De Chicago, sa ville natale, il part à Albuquerque. Pour voir. Voir quoi, voir qui ? Rien. Le garçon se perd. Il est seul, il est pauvre, passe d’un sale job à un autre, perd lentement mais sûrement les pédales, s’isole de plus en plus, se retrouve à la rue. Mais déniche une bouée de sauvetage aussi improvisée que ses dessins : la musique. Sauvage. “J’ai d’abord chanté dans la rue, pour quelques dollars. J’ai acheté un peu de matériel, une karaoke box avec un micro pour commencer, puis une guitare, une petite harpe. J’ai voulu enregistrer. C’était une question de survie. Je devenais parfois vraiment dingue, maniaque, je parlais aux étoiles. Ou j’étais totalement déprimé, j’appelais ma grand-mère en larmes : des hauts vraiment hauts et des bas vraiment bas. Je dansais dans le feu.”
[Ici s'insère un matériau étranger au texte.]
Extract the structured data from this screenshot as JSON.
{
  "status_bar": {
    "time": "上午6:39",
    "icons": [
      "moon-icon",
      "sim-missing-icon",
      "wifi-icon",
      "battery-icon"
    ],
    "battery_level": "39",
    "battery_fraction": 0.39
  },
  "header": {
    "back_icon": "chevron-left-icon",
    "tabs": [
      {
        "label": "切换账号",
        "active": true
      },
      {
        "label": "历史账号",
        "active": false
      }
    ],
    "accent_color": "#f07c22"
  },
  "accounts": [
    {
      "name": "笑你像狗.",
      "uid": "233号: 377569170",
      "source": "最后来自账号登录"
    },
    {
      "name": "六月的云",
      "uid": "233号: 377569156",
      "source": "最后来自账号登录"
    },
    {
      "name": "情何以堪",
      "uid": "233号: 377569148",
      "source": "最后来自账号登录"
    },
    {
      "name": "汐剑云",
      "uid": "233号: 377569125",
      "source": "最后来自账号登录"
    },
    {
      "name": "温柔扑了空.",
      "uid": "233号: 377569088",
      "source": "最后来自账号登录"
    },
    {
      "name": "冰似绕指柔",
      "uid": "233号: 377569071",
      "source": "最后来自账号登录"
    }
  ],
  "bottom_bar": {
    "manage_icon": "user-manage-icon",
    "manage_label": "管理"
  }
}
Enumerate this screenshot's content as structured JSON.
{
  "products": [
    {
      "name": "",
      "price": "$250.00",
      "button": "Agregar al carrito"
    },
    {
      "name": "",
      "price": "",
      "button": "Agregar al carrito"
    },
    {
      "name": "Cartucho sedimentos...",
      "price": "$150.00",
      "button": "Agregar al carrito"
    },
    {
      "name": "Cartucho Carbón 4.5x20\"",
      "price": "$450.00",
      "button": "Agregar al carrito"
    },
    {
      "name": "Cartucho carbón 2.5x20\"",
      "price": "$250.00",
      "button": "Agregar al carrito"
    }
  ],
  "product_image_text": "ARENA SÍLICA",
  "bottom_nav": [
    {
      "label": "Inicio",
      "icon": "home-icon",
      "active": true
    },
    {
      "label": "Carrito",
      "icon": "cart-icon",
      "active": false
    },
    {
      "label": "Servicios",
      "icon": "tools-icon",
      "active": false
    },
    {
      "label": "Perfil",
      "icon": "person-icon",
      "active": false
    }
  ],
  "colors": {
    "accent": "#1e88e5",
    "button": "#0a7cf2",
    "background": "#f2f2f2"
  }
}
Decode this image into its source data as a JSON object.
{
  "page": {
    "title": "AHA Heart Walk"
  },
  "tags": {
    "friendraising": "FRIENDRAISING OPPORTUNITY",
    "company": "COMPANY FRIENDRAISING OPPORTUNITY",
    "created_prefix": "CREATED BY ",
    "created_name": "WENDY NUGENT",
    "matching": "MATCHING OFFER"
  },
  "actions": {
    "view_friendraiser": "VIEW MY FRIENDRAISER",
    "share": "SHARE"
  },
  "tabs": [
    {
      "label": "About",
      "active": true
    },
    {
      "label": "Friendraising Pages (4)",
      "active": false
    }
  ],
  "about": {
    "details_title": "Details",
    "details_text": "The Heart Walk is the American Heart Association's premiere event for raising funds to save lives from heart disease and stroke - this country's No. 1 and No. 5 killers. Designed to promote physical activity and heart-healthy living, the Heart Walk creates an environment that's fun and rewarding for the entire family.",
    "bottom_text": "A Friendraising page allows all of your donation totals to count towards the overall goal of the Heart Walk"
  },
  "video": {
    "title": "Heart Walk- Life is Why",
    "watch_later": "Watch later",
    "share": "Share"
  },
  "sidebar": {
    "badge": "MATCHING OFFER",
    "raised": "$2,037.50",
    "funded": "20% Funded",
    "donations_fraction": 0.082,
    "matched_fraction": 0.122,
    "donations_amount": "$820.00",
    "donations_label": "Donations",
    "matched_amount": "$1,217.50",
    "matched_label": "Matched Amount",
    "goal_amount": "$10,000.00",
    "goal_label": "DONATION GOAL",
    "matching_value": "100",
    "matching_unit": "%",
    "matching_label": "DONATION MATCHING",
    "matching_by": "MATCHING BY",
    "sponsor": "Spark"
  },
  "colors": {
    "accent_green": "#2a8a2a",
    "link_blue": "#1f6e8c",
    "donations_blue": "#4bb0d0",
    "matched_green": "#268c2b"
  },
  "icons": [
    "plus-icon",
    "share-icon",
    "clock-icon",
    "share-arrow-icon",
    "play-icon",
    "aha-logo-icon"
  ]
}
Outre quelques demoiselles (“J’imaginais qu’une femme pourrait écarter ses jambes pour moi si j’étais capable de lui écrire un bon poème”), Beal cherche à briser les barreaux de sa prison mentale. Il dépose, un peu partout, des CD-R de sa (dé)composition, des flyers où, à côté de son numéro de téléphone, il explique qu’il cherche désespérément des amis. “C’était mon moyen de demander de l’aide. Le magazine Found a mis la main sur un flyer, l’a publié et m’a interviewé par téléphone. Des gens ont commencé à m’appeler de tous les Etats-Unis ! L’un d’eux était le rappeur Mos Def…”
Coup de bol pour Beal : sentant la folle histoire, voyant le garçon effectuer l’une de ses impressionnantes prestations live ou a cappella, le label XL le signe et sort Acousmatic Sorcery, collection de ses premières chansons. Des morceaux de blues, de soul, de rock bruts et primitifs, lo-fi jusqu’à la déraison, intimes jusqu’à la crudité, passionnants par leurs formes inconnues, par les fantômes tenaces qu’ils véhiculent. Un disque aussi fou que son auteur. “Tu sais ce que je crois ? Je crois que je vais avoir du succès. Que je vais faire de la musique qui trouvera un écho chez les gens. Que je vais me faire de l’argent, puis disparaître. C’est mon seul but dans la vie : me faire de l’argent, acheter une maison, peut-être une franchise de fringues d’occasion, vivre avec ma copine.” Peut-être cet ange cabossé ne fait-il, ainsi, que passer.